DNA-encoded libraries (DELs) have been making a big splash in drug discovery recently. Although the original idea dates back to 1992, DELs seem now to be surpassing traditional high-throughput screening approaches in terms of cost, scale, and speed and promise to make it easy for small labs to screen billions of compounds against targets of interest. Similar to other in vitro display technologies, like phage display or mRNA display which our lab and the Pearce lab have used extensively, each compound in a DEL is tagged with a unique DNA barcode, so hit deconvolution can be achieved by routine DNA sequencing. Still, a heavy reliance on just a handful of chemistries, in particular peptide couplings and reductive aminations, have largely dragged DELs back into the chemical space of phage and mRNA display libraries. It seems surprising, given the wealth of classical organic reactions and newer, C-H modalities, that DEL chemistry should be dominated by these two. Numerous groups have begun to work on translating reactions such as the Suzuki coupling, Wittig olefination, olefin metathesis, or Diels-Alder into DNA-compatible forms, but substrate scope can still be a limiting factor and few of these reactions have been successfully applied in real selection campaigns.

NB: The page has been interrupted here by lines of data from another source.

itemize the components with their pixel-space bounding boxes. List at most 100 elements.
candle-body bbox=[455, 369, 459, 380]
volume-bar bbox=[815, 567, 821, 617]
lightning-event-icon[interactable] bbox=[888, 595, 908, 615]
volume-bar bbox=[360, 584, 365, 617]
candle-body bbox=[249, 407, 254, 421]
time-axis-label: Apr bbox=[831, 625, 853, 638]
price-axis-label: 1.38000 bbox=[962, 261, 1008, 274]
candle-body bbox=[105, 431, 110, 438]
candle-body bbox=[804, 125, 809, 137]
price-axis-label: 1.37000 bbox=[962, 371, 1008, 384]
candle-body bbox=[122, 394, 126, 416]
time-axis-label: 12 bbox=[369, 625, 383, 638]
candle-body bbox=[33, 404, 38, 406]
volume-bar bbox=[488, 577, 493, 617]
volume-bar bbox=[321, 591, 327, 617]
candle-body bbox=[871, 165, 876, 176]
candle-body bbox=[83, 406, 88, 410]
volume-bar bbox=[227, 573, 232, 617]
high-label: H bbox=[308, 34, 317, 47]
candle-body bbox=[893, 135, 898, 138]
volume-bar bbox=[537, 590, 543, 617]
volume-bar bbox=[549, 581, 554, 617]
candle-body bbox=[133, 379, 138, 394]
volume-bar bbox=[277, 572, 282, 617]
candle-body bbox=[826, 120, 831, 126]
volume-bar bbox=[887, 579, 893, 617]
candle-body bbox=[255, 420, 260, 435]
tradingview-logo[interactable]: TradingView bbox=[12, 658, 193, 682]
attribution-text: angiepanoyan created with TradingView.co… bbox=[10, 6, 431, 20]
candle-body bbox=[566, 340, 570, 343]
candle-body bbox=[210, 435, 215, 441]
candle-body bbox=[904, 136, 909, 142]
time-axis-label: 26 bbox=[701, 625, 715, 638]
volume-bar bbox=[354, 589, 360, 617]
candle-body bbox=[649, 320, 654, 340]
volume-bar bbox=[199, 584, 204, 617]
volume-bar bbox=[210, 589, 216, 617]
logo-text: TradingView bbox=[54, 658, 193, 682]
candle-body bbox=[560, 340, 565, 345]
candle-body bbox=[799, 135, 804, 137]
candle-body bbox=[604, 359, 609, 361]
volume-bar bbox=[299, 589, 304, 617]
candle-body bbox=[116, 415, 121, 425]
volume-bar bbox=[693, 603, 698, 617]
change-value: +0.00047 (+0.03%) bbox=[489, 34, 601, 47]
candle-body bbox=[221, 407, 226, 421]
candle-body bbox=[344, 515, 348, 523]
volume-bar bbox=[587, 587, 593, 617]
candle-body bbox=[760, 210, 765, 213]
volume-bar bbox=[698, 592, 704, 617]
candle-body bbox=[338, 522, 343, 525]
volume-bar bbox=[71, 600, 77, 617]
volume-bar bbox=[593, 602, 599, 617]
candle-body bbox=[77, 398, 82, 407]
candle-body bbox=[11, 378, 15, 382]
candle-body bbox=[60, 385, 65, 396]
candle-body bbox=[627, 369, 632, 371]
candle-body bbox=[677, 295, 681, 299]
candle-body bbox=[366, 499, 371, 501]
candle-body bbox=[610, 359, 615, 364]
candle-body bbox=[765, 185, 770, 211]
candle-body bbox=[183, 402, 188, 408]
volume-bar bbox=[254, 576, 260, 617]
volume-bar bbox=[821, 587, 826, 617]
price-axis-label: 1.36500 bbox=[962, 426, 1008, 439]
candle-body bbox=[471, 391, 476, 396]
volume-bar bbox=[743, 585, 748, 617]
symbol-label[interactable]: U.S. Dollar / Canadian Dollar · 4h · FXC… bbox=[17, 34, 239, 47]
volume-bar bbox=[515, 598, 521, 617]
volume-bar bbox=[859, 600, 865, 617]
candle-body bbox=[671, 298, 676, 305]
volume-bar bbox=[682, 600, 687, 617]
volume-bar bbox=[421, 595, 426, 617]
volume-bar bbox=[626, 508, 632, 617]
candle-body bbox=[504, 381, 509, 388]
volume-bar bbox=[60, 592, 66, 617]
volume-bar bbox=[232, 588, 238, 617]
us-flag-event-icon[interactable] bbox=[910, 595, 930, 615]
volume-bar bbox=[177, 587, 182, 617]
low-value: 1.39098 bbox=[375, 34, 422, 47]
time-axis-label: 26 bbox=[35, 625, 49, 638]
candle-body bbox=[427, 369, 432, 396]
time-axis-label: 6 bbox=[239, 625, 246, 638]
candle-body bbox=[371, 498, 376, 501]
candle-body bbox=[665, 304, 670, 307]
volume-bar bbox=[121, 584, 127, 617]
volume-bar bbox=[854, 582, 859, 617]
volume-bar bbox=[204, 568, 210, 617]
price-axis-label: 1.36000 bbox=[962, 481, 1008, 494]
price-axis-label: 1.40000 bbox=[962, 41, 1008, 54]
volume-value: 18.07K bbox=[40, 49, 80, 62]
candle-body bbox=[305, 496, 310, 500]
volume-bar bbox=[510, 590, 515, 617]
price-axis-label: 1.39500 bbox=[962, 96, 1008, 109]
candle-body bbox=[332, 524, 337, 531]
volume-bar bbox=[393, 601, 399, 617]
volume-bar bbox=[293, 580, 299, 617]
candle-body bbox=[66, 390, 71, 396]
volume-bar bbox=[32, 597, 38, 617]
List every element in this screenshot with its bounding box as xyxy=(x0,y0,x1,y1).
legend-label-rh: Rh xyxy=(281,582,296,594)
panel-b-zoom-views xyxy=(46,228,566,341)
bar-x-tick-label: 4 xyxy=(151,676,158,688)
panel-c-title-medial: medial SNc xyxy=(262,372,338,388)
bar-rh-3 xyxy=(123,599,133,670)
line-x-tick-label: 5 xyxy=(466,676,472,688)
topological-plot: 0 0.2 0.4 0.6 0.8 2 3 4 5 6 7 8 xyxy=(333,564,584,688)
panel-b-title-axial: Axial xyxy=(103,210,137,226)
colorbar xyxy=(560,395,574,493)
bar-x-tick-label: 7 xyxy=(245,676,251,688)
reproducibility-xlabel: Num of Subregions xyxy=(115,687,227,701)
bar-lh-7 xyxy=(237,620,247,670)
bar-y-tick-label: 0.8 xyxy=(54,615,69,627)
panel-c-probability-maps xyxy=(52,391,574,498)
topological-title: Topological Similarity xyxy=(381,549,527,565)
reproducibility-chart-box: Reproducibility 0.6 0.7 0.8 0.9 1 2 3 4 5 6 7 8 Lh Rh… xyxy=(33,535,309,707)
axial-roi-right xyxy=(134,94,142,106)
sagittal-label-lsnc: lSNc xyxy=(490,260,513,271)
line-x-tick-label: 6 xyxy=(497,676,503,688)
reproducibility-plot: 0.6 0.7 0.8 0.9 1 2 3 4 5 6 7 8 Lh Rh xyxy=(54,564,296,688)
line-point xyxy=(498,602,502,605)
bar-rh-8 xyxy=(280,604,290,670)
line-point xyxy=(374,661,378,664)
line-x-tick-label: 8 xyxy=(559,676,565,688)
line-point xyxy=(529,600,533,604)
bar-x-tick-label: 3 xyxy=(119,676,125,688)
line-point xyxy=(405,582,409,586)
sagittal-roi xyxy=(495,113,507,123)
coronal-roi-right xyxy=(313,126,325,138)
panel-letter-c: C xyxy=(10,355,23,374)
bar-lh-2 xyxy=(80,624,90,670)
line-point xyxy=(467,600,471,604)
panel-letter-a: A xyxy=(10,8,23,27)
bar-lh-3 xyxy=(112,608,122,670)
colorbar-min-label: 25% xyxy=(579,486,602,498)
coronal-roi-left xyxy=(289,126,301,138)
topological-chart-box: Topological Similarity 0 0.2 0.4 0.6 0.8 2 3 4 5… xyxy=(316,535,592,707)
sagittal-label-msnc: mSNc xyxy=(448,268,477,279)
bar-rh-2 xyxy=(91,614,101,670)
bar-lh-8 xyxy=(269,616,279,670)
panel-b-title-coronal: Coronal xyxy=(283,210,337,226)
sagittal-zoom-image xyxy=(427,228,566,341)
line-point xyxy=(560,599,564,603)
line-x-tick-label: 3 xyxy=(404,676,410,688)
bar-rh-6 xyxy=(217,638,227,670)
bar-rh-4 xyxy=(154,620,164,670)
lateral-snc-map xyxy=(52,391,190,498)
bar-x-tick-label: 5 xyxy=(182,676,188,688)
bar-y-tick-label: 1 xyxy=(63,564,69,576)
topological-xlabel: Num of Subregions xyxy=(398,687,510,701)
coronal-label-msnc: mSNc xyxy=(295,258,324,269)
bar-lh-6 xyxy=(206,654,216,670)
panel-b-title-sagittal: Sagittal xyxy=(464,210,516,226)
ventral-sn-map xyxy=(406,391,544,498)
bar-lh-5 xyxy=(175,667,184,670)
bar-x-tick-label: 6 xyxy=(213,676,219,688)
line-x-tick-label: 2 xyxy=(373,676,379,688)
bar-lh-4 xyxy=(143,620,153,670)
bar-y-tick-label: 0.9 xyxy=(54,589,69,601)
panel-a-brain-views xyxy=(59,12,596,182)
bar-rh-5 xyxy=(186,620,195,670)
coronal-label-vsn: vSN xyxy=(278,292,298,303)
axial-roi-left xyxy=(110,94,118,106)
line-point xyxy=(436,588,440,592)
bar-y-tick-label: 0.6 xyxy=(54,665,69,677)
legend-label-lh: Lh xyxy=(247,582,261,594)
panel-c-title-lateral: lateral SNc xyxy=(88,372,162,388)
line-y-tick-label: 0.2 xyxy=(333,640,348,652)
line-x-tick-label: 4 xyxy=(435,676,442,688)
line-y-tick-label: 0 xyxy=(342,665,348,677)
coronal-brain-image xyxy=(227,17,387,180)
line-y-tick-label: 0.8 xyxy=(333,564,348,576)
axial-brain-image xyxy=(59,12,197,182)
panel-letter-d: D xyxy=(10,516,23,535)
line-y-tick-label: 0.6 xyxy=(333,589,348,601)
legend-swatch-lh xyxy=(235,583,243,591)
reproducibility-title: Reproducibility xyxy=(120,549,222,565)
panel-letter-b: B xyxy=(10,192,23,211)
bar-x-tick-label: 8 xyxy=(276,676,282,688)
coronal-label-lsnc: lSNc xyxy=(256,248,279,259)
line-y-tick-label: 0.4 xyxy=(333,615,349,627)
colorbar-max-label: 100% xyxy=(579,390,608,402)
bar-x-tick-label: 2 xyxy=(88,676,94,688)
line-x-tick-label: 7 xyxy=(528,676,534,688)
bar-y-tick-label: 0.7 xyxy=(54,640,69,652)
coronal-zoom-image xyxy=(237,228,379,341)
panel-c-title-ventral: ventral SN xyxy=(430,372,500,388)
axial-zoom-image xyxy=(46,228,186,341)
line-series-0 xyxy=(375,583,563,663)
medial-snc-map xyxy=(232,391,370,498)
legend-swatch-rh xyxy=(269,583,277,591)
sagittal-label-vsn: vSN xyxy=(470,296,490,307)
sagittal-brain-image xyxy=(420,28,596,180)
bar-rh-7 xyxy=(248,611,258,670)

Thus, we were very interested to read the new paper from the Baran and Blackmond labs at Scripps, which aims to develop a roadmap for translating known organic reactions into DEL-compatible chemistry. This work is presumably driven in part by an exciting recent partnership between Scripps and Pfizer for work on this front. In the paper, the authors first identified a set of general parameters that should be met for successful DNA-compatible chemistry and then, using the Giese reaction as a case study, they launch into an exhaustive six step kinetic and mechanistic analysis, involving screening of over 100 reaction conditions, that eventually lands them at the doorstep of DEL-compatible chemistry. Interestingly, the most significant discovery, in terms of optimizing the reaction is that concentration and available surface area of the stoichiometric Zn activator can be tuned to allow the use of dilute concentrations of other coupling partners and facilitate chemistry in the presence of DNA. Overall, this optimized Giese reaction provides a robust protocol to forge valuable C(sp3)-C(sp3) bonds on DNA templates, which the authors demonstrate with a broad substrate scope analysis.
There is little doubt that this chemistry is cool and could lead to some interesting new DELs and one obvious next step is to generate a DEL library with this chemistry and use it in a selection. But this paper really got our lab talking about what is a “DEL-compatible” reaction? For example, we noticed significant variation in the yields for this chemistry, ranging from 44-93% on model DEL substrates, and wondered what’s the minimum acceptable yield for DEL chemistry? A 40% yield may be too low. Consider if the average yield of each step in a 3-step synthesis is 40%, this would result in a library where only 6.4% is really viable, thus dropping the real diversity and making hit deconvolution very challenging. A minimum yield of 80% may be more realistic since >50% of the library will be present as intended. We were obviously not the first to worry about this: the authors cite no less than five different methods for determining yields of on-DEL chemistry from the lit. Significantly, Paegel and co-workers considered the impact that reaction conditions might have on the informational integrity of the DNA: a reaction may proceed smoothly in a given set of conditions and the DNA may still be intact, but is the DNA amplifiable? Paegel’s went beyond the conventional organic standard for reaction yield and measured an “amplifiable DNA remaining percentage,” which in many cases differs from the reaction yield measured by LCMS, indicating that informational integrity is a very real concern. We also wondered what would be the impact of mixtures of degenerate stereoisomers in a DEL library? Because the reaction, as presented in the paper, isn’t stereoselective, certain substrates give yield to epimers. If these epimers were present in a library, coded by the same tag, it’s unclear whether this would be beneficial because it would contribute to diversity or detrimental, since one isomer might drown out the selection of the other, especially if substrate control winds up leading to uneven mixtures of diastereomers.
These potential issues highlight the need for intense scrutiny when developing DNA-compatible reactions to yield a toolbox that won’t compromise the library in the process of making it. Therefore, it may be worth a moderate revision of the list of general reaction parameters to increase the minimum acceptable yield and include assessments of stereoselectivity and DNA-integrity or even measuring the impact of the latter two when adapting chemistries to DEL conditions. That being said, this paper represents a major step forward in translating classic organic reactions to DEL-compatible chemistry. Indeed, it strongly recommends designing algorithms to aid discovery of DNA-compatible reactions by chemical robots: adapting this paper’sapproach computationally, to search powerful resources like Scifinder or Reaxys and systematically comb through reaction conditions that fit the above parameters may be a quick way to identify new candidate reactions for translation into the DEL medium. Additionally, our lab loves using enzymes to do difficult and interesting chemistry, and DEL-compatible reaction conditions seem well suited for enzymes; we imagine that enzymes will become useful reagents for generating interesting DELs in the future.